Notable reports for Thursday include AMAT, BILI, DOLE, FTCH, KEYS, LITE, ROST, TPR, & WMT.
News & Technicals’
The U.S.-China trade tensions escalated on Wednesday when President Biden signed an executive order to ban American investments in 59 Chinese companies that are allegedly involved in developing advanced technologies for military purposes. The order, which will take effect on August 2, aims to protect the national security and interests of the U.S. and its allies from the threats posed by China’s military-industrial complex. However, China’s Ministry of Commerce expressed its strong opposition to the move and warned that it would take necessary countermeasures to safeguard its legitimate rights and interests. The ministry’s spokesperson also said that China and the U.S. were in close contact on trade issues, but did not confirm the date of a possible visit by U.S. Commerce Secretary Gina Raimondo to Beijing. The spokesperson urged the U.S. to respect the market principles and the rule of law and to stop interfering in China’s internal affairs.

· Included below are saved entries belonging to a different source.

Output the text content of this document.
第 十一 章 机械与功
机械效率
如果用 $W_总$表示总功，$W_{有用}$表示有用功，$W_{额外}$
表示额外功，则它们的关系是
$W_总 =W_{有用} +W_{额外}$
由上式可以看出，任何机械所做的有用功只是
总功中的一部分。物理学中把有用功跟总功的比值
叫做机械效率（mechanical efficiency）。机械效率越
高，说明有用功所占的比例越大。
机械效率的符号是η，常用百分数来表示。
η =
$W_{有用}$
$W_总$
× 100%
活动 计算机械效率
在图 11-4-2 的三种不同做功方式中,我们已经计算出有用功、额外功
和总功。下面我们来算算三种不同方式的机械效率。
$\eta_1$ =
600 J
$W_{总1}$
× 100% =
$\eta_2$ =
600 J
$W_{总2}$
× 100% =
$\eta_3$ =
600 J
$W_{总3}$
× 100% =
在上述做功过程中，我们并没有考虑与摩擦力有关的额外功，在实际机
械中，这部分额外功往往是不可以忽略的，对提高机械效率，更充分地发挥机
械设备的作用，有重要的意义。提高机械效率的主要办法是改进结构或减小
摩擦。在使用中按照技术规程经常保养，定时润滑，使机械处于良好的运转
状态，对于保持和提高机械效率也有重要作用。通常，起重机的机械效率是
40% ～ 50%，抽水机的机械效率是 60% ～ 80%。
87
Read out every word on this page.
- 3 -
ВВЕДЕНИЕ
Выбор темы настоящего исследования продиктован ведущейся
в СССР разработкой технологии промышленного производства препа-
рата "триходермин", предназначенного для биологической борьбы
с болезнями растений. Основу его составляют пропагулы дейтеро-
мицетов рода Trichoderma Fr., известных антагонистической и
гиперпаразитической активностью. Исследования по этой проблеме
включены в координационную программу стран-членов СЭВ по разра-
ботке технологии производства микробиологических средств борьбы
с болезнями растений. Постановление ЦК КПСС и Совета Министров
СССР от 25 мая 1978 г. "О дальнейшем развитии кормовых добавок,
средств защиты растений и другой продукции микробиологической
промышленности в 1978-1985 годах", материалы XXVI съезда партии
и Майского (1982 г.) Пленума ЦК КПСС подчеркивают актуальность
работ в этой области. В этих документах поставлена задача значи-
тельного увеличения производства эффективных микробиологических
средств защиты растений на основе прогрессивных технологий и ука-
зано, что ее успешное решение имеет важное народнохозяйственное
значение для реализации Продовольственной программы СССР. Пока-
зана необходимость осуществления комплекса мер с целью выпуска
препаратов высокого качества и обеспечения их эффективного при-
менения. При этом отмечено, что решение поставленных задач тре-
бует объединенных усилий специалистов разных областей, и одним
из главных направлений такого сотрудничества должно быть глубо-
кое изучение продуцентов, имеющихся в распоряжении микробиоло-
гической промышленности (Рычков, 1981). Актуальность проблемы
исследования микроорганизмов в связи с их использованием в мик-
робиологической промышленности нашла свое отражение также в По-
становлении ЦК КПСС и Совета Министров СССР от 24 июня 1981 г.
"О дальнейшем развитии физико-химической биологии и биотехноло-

Russia’s central bank surprised the markets on Tuesday by raising its key interest rate to 12% from 8.5%, in an attempt to stop the free fall of the ruble, which has lost more than 40% of its value against the dollar this year. The decision came after sharp criticism from President Putin’s economic advisor, who blamed the bank’s “loose monetary policy” for fueling inflation and weakening the currency. The advisor argued that the bank should focus on stabilizing the exchange rate rather than supporting economic growth, which has been hit hard by Western sanctions and falling oil prices. However, the bank’s governor had previously defended her policy, saying that the main causes of the ruble’s decline were external factors, such as the shrinking trade surplus and the increased demand for foreign currency by Russian companies. She also warned that a higher interest rate could further damage the already fragile economy, which is expected to contract by 4.5% next year.
The stock market continued to slide in August, as the Fed’s minutes from its last meeting revealed that policymakers were concerned about higher inflation. Some investors took this as a sign that the Fed might tighten its monetary policy sooner than expected, but we note that inflation and wage growth have slowed down since the meeting. Global stocks also suffered from fears about China’s slowing economy. On a positive note, U.S. industrial production increased in July for the first time in three months, thanks to a boost in auto production. This suggests that the economy is starting the third quarter on a strong footing. The 10-year Treasury yield climbed to 4.27%, matching its highest level since last October*.